The same thing works in general.

Answer 5

$S_n=\phi^n$ and $S_n=(-\phi)^n$ are two solutions of the Fibonacci recurrence $S_n+S_{n+1}=S_{n+2}$, because $1+\phi=\phi^2$ and $1-\phi^{-1}=\phi^{-2}$.

By linearity, any combination $S_n=a\phi^n+b(-\phi)^{-n}$ is also a solution. You can adjust $a$ and $b$ to match any two initial values. For instance,

$$S_0=3=a\cdot1+b.1,\\S_1=4=a\cdot\phi-b.\phi^{-1},$$ giving $$a=\frac{3\phi^{-1}+4}{\phi+\phi^{-1}},\\b=\frac{3\phi-4}{\phi+\phi^{-1}}.$$ For growing $n$ the powers of $-\phi$ quickly become neglictible (except if $a=0$), and $$S_n\approx a\cdot\phi^n,$$a geometric progression of ratio $\phi$.

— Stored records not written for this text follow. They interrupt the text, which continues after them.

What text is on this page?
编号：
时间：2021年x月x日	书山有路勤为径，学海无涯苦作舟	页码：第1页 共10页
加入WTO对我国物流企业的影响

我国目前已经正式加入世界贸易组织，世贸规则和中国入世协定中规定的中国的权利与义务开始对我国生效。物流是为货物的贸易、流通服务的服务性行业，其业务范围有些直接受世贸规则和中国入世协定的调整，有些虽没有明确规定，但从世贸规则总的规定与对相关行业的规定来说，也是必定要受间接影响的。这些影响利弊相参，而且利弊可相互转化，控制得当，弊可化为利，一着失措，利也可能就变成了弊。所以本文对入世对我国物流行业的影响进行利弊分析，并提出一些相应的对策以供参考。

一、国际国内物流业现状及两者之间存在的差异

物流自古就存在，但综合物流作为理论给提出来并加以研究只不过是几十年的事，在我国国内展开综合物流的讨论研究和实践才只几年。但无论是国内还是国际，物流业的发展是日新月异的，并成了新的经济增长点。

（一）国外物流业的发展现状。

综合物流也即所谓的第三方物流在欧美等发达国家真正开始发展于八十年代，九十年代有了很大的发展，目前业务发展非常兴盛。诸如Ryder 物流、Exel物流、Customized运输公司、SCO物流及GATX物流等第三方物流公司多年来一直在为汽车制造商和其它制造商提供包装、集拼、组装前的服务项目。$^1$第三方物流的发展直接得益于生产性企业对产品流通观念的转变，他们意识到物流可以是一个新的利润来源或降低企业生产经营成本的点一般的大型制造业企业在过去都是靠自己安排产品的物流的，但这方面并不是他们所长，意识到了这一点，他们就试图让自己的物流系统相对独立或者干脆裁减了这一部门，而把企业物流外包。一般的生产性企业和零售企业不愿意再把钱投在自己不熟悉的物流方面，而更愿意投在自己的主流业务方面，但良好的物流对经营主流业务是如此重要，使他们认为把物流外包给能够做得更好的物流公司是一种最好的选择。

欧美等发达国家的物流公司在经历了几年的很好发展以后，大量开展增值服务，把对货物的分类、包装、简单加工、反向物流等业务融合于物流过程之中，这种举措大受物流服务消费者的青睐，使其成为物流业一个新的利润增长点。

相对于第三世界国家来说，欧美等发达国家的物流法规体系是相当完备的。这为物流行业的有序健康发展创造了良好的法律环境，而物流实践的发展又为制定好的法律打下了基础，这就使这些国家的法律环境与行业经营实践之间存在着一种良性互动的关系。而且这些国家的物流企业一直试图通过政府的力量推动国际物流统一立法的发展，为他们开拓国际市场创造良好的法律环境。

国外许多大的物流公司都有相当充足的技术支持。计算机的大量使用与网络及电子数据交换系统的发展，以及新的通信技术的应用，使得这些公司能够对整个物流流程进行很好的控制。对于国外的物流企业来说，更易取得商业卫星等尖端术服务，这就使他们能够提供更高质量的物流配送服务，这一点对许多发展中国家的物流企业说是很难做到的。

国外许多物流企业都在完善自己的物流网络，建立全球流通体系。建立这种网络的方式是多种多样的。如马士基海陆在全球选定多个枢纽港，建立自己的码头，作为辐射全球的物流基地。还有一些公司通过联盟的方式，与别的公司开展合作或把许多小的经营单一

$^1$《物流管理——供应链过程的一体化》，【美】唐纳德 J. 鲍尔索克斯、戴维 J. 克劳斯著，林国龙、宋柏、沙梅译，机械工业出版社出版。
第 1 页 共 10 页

$$\begin{align} & S_n & a\phi^n\ \ \ \ \ \ \ \ \\ & 3 & 2.61803398875 \\ & 4 & 4.23606797750 \\ & 7 & 6.85410196625 \\ & 11 & 11.0901699437 \\ & 18 & 17.9442719100 \\ & 29 & 29.0344418537 \\ & 47 & 46.9787137637 \\ & 76 & 76.0131556175 \\ & 123 & 122.991869381 \\ & 199 & 199.005024999 \\ & 322 & 321.996894380 \\ & 521 & 521.001919379 \\ & 843 & 842.998813759 \\ & 1364 & 1364.00073314 \\ & 2207 & 2206.99954690 \\ & 3571 & 3571.00028003 \\ & 5778 & 5777.99982693 \\ & 9349 & 9349.00010696 \\ & 15127 & 15126.9999339 \\ & 24476 & 24476.0000409 \\ \end{align}$$

Answer 6

Let $s_n$ be such a sequence, and suppose the limit exists. Then,

$$ L = \lim_{n \to \infty} \frac{s_n}{s_{n-1}} = \lim_{n \to \infty} \frac{s_{n-1} + s_{n-2}}{s_{n-1}} = 1 + \left( \lim_{n \to \infty} \frac{s_{n-1}}{s_{n-2}} \right)^{-1} = 1 + L^{-1}$$

We see the limit is nonzero and noninfinite, and thus we can simplify to $L^2 - L - 1 = 0$, meaning that either $L = (1 + \sqrt{5})/2$ or $L = (1 - \sqrt{5})/2$.

There is actually a counterexample to your hypothesis! Suppose we define

• $s_0 = 1$
• $s_1 = (1 - \sqrt{5})/2$
• $s_n = s_{n-1} + s_{n-2}$

Then you will find that the limit converges to $(1 - \sqrt{5})/2$.